Blockchain nodes are arguably one of the most important aspects for the security of a blockchain network. Nodes contain critical data and software that govern any blockchain network making them a target for attackers and a source for potential compromise. Although blockchains store data using math, cryptography, and software rules that can be difficult for attackers to manipulate, security can still fail if design considerations are not taken to protect the nodes and underlying infrastructure that the software runs on. This guide will cover node security fundamentals, common attack vectors, and tips on node security.

What are Nodes and Why are They Important for Security?​

Blockchains are implemented via software running on infrastructure resources in a decentralized network, which are referred to as nodes. Nodes run on infrastructure/computer resources that can be cloud-native, on premise, or a combination of both. Nodes can also be run locally on a laptop or similar device as long as it has enough storage and computing power to run the software.

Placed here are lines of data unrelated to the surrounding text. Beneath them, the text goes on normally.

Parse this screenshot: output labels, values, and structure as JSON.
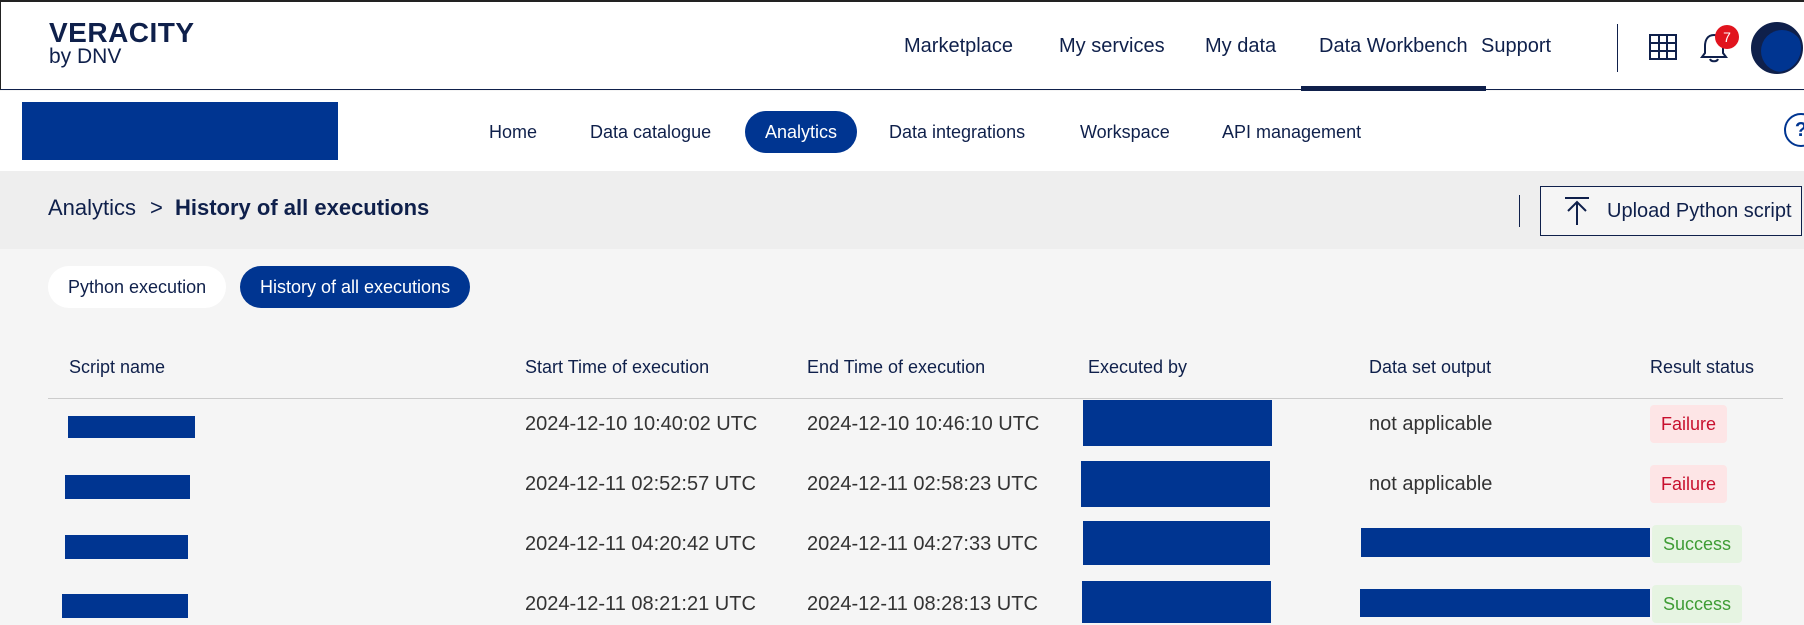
{
  "brand": {
    "name": "VERACITY",
    "sub": "by DNV"
  },
  "top_nav": [
    "Marketplace",
    "My services",
    "My data",
    "Data Workbench",
    "Support"
  ],
  "notifications": {
    "count": "7"
  },
  "sub_nav": [
    "Home",
    "Data catalogue",
    "Analytics",
    "Data integrations",
    "Workspace",
    "API management"
  ],
  "help": {
    "label": "?"
  },
  "breadcrumb": {
    "root": "Analytics",
    "separator": ">",
    "current": "History of all executions"
  },
  "upload": {
    "label": "Upload Python script"
  },
  "tabs": [
    "Python execution",
    "History of all executions"
  ],
  "table": {
    "headers": [
      "Script name",
      "Start Time of execution",
      "End Time of execution",
      "Executed by",
      "Data set output",
      "Result status"
    ],
    "rows": [
      {
        "start": "2024-12-10 10:40:02 UTC",
        "end": "2024-12-10 10:46:10 UTC",
        "output": "not applicable",
        "status": "Failure"
      },
      {
        "start": "2024-12-11 02:52:57 UTC",
        "end": "2024-12-11 02:58:23 UTC",
        "output": "not applicable",
        "status": "Failure"
      },
      {
        "start": "2024-12-11 04:20:42 UTC",
        "end": "2024-12-11 04:27:33 UTC",
        "output": "",
        "status": "Success"
      },
      {
        "start": "2024-12-11 08:21:21 UTC",
        "end": "2024-12-11 08:28:13 UTC",
        "output": "",
        "status": "Success"
      }
    ]
  },
  "colors": {
    "navy": "#0f204b",
    "brand_blue": "#003591",
    "failure": "#c8102e",
    "success": "#3f9c35",
    "badge": "#e1141e"
  }
}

Nodes serve as participants in a blockchain network in order to create and broadcast transactions on chains. Miners play a key role in validating transactions and help the chain grow further and decisions to validate and add blocks are made on popular support, commonly known as consensus. Each node stores its own copy of the blockchain that records and tracks all transactions and provides an updated view of the network at any given time.

Expectedly, transactions are considered tamper-proof since there is a unique cryptographic fingerprint associated to each block and a consensus protocol that is used by the nodes to agree on a shared history. The fingerprint (or hash) serves as a trusted mark that the block is valid and altering the block would require a new hash. If a bad actor attempted to alter an existing hash, the chain would break and would be an indication that something is not right. This would also have to be done faster than other nodes can add new blocks to the chain.

Nodes are critical to ensure the correctness of the chain, maintain consensus, and prevent nefarious activity from occurring.

Node Attack Vectors​

Blockchains are susceptible to some of the same vulnerabilities and attack vectors as other software, however, the way these attacks are carried out can look slightly different than in traditional software (web apps, etc.). Many of these attack vectors can threaten even the basic nature of blockchain technology.

OWASP Top 10 (Blockchain)​

Many of the OWASP (Open Web Application Security Project®) top 10 web application vulnerabilities are also relevant to blockchain technology and node infrastructure. Blockchains are implemented as software running on machines in a peer-to-peer network, so misconfigurations can lead to security issues.

In one case, users of an Ethereum wallet configured their wallet to listen and accept commands via RPC (TCP port 8545) from public networks and because of this around $20m of ETH were stolen (read more here).

DDoS attacks​

Distributed Denial of Service (DDoS) attacks are designed to disable blockchain nodes. With blockchain networks, no one single point of failure exists, meaning a node can go down and the network can remain uncompromised. Disabling a blockchain node or multiple through a DDoS attack would make it difficult for the node to communicate with its peers therefore making the network more vulnerable to an attack. The main DDoS threat to blockchain nodes is transaction flooding. Attackers can send many blockchain transactions to the network as spam transactions which would mean legitimate transactions are sitting in mempools not being processed. This can cause the software to crash, the node to fail, network congestion, and ledger accuracy.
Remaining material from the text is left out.